Canonical Wnt pathway gene expression and their clinical correlation in oral squamous cell carcinoma

• Published in: Indian journal of dental research Vol. 29; no. 3; pp. 291 - 297
• Main Authors: Marimuthu, Madhulaxmi, Andiappan, Manoharan, Wahab, Abdul, Muthusekhar, M, Balakrishnan, Anandan, Shanmugam, Sambandham
• Format: Journal Article
• Language: English
• Published: India Wolters Kluwer India Pvt. Ltd 01.05.2018; Medknow Publications and Media Pvt.

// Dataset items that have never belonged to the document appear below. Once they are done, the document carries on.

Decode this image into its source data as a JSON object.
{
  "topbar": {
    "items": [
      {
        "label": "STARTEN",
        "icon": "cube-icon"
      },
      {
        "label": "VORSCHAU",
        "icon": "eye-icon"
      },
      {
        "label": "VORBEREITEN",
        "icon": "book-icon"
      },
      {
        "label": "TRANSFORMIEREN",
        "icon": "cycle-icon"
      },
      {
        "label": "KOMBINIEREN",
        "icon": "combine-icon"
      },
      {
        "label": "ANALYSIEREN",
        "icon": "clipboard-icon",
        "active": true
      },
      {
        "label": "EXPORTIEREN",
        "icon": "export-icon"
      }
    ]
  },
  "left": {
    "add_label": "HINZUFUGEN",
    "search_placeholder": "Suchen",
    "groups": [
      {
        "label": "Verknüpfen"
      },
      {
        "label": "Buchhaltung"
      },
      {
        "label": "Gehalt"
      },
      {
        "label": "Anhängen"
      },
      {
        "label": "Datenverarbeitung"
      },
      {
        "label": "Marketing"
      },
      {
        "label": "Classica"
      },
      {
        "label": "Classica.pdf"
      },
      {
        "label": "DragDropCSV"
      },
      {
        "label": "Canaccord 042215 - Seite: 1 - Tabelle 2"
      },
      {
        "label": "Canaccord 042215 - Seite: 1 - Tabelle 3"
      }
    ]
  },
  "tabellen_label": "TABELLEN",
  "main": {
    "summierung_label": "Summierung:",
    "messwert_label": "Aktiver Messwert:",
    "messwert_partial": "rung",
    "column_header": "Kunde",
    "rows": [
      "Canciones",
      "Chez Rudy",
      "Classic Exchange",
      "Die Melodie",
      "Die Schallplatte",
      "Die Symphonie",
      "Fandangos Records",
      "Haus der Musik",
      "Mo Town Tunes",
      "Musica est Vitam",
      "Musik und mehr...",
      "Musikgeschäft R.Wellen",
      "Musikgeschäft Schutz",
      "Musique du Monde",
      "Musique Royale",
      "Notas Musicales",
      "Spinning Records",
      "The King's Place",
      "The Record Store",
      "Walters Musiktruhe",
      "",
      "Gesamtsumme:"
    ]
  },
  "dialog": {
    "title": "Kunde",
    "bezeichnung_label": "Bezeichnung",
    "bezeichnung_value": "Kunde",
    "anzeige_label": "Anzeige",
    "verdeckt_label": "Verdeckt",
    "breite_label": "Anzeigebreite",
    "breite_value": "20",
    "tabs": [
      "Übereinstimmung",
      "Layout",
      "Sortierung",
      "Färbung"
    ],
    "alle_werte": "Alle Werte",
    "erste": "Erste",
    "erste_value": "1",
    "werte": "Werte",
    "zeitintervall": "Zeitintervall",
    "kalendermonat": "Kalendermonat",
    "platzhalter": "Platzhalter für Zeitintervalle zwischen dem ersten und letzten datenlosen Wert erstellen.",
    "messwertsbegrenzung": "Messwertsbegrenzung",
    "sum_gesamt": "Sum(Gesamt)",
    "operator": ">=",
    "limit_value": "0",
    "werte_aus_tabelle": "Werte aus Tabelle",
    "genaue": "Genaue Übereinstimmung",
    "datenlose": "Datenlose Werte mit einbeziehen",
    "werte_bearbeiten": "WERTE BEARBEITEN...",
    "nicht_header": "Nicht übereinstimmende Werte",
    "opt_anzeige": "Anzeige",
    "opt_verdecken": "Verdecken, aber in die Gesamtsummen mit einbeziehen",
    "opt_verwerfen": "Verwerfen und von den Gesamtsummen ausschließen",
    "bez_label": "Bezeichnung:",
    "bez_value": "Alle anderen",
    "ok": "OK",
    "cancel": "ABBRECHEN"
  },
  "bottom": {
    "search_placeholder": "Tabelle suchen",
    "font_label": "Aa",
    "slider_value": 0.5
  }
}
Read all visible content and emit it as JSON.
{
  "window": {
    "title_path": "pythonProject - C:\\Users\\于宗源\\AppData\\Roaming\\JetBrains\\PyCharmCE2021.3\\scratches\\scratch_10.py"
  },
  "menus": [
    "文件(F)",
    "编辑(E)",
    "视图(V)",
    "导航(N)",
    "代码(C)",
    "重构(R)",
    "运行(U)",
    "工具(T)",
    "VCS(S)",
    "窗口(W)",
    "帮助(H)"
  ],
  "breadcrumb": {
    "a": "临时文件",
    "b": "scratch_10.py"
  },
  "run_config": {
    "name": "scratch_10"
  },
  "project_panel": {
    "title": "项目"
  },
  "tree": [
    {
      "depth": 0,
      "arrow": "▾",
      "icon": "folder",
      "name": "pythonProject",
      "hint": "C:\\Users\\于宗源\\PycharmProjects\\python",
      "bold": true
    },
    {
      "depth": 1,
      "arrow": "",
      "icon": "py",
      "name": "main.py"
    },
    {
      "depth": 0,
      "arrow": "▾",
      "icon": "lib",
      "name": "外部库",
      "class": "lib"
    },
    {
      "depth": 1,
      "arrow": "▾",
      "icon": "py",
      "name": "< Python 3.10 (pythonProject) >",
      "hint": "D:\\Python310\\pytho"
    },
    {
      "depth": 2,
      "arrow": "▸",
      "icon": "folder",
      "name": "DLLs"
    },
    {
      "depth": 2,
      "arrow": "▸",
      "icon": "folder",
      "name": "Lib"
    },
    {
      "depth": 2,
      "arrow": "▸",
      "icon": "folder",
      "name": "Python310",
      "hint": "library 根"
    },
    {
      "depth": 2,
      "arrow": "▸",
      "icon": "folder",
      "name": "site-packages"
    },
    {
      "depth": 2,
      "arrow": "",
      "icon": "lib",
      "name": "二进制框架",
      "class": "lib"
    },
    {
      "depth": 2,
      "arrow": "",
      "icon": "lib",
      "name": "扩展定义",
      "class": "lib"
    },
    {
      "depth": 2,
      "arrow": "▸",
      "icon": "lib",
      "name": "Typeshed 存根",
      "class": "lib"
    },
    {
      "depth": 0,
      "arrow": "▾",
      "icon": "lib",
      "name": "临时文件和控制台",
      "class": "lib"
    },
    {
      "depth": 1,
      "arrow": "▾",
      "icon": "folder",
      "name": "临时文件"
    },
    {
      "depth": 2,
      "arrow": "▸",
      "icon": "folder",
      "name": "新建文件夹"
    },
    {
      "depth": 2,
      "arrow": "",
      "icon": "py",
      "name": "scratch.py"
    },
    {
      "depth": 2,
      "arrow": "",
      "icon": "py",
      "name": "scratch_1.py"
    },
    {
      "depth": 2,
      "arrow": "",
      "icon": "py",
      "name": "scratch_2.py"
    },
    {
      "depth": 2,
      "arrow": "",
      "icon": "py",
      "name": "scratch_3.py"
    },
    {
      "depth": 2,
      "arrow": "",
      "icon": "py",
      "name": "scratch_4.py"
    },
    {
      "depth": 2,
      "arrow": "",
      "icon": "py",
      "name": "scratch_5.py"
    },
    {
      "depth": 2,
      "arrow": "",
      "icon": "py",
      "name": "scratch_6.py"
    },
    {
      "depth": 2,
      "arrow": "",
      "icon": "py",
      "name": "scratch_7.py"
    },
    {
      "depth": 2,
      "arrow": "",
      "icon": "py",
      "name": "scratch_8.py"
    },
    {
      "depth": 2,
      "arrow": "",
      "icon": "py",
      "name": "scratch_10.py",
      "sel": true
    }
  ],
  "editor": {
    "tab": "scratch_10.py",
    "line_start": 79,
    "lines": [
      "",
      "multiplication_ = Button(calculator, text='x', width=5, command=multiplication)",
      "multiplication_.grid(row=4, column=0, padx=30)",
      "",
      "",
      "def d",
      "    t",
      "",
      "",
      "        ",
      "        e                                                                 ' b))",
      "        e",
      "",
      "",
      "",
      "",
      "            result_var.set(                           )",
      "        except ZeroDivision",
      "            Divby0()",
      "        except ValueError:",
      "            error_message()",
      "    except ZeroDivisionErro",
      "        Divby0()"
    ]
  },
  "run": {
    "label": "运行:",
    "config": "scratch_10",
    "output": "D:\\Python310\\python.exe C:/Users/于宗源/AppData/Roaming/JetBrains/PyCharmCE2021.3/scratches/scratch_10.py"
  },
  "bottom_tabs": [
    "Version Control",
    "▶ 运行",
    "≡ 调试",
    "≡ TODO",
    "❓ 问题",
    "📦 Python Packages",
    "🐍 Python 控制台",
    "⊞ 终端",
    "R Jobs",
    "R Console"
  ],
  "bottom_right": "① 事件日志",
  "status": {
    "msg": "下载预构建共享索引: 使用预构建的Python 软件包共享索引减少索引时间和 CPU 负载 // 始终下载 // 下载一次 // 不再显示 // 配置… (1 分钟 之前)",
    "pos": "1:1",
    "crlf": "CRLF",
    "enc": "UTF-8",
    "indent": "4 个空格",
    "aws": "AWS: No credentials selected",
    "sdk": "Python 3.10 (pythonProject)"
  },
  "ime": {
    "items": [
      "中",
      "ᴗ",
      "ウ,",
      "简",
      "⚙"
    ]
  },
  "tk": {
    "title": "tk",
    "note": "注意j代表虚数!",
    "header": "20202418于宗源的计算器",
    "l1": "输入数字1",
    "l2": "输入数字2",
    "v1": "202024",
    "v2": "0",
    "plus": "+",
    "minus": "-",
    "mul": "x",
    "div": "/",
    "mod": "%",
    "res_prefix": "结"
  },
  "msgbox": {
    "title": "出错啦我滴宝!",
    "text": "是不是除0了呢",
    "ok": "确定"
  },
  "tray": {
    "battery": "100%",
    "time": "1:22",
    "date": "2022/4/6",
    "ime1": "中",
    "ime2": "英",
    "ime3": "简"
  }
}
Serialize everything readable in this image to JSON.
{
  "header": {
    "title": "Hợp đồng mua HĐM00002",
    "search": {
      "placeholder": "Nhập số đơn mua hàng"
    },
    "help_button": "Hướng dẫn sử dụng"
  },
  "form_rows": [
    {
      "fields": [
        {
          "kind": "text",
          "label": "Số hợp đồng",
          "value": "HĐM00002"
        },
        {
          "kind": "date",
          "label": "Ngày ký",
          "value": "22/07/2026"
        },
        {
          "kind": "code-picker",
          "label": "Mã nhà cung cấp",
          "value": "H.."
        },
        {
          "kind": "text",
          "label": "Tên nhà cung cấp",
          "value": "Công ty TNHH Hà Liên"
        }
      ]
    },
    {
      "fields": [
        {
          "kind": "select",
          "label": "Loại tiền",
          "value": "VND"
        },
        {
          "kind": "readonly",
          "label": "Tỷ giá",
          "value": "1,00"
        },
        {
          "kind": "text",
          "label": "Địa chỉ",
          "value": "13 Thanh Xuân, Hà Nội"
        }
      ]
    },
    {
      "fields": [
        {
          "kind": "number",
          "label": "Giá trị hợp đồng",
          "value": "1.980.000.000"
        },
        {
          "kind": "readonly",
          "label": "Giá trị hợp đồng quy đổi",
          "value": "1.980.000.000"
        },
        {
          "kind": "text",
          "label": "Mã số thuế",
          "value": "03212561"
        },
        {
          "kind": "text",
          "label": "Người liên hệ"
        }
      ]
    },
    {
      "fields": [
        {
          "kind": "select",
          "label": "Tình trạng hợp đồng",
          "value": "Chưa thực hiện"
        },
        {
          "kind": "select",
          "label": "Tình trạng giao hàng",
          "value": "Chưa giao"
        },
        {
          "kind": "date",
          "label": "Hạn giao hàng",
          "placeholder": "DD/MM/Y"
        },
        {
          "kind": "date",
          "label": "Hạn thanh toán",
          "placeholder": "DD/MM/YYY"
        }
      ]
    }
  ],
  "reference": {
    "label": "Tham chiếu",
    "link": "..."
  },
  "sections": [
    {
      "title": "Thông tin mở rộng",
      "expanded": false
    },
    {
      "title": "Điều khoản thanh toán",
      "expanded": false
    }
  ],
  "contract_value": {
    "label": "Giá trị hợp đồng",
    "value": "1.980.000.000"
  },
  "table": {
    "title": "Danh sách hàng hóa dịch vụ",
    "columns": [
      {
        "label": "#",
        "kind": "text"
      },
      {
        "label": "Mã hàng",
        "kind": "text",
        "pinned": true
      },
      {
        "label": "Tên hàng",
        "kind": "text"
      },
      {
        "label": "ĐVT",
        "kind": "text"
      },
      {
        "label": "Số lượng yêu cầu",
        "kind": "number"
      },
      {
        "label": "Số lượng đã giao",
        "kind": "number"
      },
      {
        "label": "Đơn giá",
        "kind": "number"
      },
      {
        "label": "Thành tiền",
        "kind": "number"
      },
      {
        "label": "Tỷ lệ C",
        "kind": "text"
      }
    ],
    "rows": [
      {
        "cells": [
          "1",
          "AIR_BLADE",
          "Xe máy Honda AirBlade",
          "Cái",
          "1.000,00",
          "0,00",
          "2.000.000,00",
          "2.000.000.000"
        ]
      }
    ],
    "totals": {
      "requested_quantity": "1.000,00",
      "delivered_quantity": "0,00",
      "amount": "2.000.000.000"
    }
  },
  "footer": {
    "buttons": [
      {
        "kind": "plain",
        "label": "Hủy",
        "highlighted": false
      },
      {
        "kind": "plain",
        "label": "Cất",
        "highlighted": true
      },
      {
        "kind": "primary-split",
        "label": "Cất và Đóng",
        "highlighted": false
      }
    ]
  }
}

Ltd; Medknow Publications & Media Pvt. Ltd; Wolters Kluwer Medknow Publications
• Subjects: Adaptor Proteins, Signal Transducing; c-Myc protein; Cancer genetics; Cancer therapies; Canonical Wnt pathway; Carcinoma, Squamous Cell - genetics; Carcinoma, Squamous Cell - surgery; Care and treatment; Cell cycle; Cyclin D1; Data processing; Dkk1 protein; DNA-Binding Proteins; Eye Proteins; Female; Frizzled protein; Frizzled-related protein 1; gene analysis; Gene expression; Gene Expression Regulation, Neoplastic; Genes; Genetic research; Humans; Intercellular Signaling Peptides and Proteins; Intracellular Signaling Peptides and Proteins; Male; Maxillofacial surgery; Medical research; Membrane Proteins; Metastasis; Middle Aged; Mouth Neoplasms - genetics; Mouth Neoplasms - surgery; Myc protein; Oral cancer; Oral squamous cell carcinoma; Patients; Polymerase chain reaction; Prognosis; Prospective Studies; Proto-Oncogene Mas; Proto-Oncogene Proteins; quantitative reverse transcription-polymerase chain reaction; Repressor Proteins; Reverse Transcriptase Polymerase Chain Reaction; Reverse transcription; RNA; Signal transduction; Squamous cell carcinoma; Standard deviation; Statistical analysis; Stem cells; Studies; Surgery; Transcription Factors; Wnt protein; Wnt Signaling Pathway - genetics; β-catenin; United States > US; Germany; oral squamous cell carcinoma; quantitative reverse transcription-polymerase chain reaction; gene analysis; Canonical Wnt pathway
• DOI: 10.4103/ijdr.IJDR_375_17
• ISSN: 0970-9290

Aim: The aim of this study is to explore the prognostic significance and clinicopathological correlations of the Wnt pathway genes in a cohort of surgically treated patients with oral squamous cell carcinoma (OSCC) patients. Settings and Design: A prospective genetic study on patients with OSCC was carried out during the period from July 2014 to January 2016. Informed consent from patients and institutional ethical approval for the study was obtained and the guidelines were strictly followed for collection of samples. Subjects and Methods: Clinical data and mRNA expression analysis of ten genes in the canonical Wnt pathway were evaluated and their relationships with clinical and demographic variables were studied in 58 tissue samples. Wnt-3a, β-catenin, secreted frizzled-related proteins sFRP-1, sFRP-2, sFRP-4, sFRP-5, Wnt inhibitory factor 1, dickkopf-1, c-MYC, and cyclin-D1 from cancer (n = 29) and normal (n = 29) tissue samples were investigated using quantitative reverse transcription-polymerase chain reaction. Statistical Analysis: Descriptive statistics were used to summarize the sample characteristics and clinical variables. If the data were normal, then parametric tests were used; otherwise, nonparametric alternatives were used. All the analyses were carried out using SPSS version 23.0 (IBM SPSS Inc., USA). Results: Expression of sFRP-1, sFRP-2, and sFRP-5 in control samples and expression of c-MYC and cyclin D1 in cancer samples showed statistical significance. Significant expression of Wnt3A was observed among patients who had recurrence and were deceased. Conclusion: Wnt3A, β-catenin, and cyclin D1 are recognized as key components of Wnt/β-catenin signaling. However, in this study, there was no significant expression of all the three genes in OSCC. The proto-oncogene c-MYC showed statistically significant upregulation in cancer tissue samples suggesting that the OSCC among South Indian population is primarily not mediated by the canonical Wnt signaling pathway.